By becoming climate-resilient, Ho Chi Minh City can show the world that it is meeting several of the United Nations Sustainable Development Goals: Zero Hunger, Good Health and Well-Being, Reduced Inequalities, Sustainable Cities and Communities, Life Below Water, Life on Land, Industry/Innovation and Infrastructure.

Internet of Things (IoT)

Ho Chi Minh City should be more innovative in applying IoT as a tool in improving livability and to progress in global 5G implementation by employing many applications including:

- Optimizing the flow of traffic during peak times by controlling traffic lights at major intersections would reduce congestion and pollution from idling motorbikes and vehicles.

- Implement a waste collection system where residents, businesses, and informal waste collectors participate in a digital reward system for depositing set amounts of recyclables/refuse in collection depots located conveniently throughout the city.

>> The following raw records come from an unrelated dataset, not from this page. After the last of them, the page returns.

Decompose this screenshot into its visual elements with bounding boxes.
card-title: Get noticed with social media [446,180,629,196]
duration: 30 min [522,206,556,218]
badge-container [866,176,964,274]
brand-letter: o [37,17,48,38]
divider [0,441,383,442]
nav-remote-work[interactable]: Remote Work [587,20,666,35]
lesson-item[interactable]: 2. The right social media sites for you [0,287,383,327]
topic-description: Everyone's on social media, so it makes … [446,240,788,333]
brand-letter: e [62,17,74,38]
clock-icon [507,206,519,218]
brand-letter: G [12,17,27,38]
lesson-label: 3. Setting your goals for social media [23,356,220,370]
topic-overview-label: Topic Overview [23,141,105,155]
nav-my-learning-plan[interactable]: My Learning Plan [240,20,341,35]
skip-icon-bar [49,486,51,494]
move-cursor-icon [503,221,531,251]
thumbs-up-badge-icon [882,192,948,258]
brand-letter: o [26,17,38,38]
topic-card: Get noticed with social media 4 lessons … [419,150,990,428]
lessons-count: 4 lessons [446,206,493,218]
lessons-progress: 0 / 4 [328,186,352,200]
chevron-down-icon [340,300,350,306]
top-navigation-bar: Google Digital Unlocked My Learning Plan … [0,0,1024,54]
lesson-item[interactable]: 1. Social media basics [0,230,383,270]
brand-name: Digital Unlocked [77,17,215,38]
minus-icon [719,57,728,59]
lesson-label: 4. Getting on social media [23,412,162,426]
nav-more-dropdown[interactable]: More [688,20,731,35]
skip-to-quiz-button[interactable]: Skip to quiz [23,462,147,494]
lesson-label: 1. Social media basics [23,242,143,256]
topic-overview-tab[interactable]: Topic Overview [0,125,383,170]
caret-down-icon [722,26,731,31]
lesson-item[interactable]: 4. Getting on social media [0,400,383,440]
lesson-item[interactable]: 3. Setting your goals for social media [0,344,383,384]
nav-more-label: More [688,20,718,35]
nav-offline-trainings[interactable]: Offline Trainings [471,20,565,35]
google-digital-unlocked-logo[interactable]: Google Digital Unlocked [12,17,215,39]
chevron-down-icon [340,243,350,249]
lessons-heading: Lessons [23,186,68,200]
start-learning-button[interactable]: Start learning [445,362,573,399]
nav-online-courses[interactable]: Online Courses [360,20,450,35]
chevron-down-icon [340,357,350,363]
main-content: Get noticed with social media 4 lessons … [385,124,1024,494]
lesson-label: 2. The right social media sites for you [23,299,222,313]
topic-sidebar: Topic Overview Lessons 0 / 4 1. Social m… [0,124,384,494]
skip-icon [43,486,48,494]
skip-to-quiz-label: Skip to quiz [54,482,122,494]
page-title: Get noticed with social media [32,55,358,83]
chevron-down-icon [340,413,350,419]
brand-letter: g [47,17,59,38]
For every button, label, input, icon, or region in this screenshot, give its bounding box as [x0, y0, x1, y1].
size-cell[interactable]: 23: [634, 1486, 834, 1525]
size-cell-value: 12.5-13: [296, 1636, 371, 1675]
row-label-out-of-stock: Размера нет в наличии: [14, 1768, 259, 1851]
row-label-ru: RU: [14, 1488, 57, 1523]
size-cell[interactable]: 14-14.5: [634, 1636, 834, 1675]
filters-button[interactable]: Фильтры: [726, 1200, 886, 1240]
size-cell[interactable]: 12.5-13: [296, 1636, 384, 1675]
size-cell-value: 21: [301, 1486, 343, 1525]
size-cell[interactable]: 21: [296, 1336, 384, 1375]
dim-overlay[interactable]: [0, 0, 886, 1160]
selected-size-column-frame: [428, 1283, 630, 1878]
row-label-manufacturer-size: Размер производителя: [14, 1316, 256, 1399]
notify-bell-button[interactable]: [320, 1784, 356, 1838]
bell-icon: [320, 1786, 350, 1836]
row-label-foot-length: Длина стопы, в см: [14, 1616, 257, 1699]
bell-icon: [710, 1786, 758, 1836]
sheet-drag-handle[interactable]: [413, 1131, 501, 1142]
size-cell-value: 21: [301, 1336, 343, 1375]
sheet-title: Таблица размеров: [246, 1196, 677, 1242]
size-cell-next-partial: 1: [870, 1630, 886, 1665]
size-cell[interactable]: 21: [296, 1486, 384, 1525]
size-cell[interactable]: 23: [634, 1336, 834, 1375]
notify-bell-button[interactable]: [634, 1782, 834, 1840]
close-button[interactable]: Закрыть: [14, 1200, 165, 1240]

Reward incentives based on digital accumulation of collection points will maintain litter-free streets and canals, through discounted shopping, free data usage, free transit fares, etc.

- Develop a Ho Chi Minh City-specific app for visitors that would allow them to explore the different districts for entertainment, shopping, dining, and conventions. All useful information can be available on a smartphone that can be downloaded even before arrival. It is advisable to roll out an app on a global scale as part of a marketing plan focusing on tourists and business travelers and this app can be used to highlight successful sustainability and climate initiatives being achieved in Ho Chi Minh City.

All these initiatives would help elevate Ho Chi Minh City in the global scene.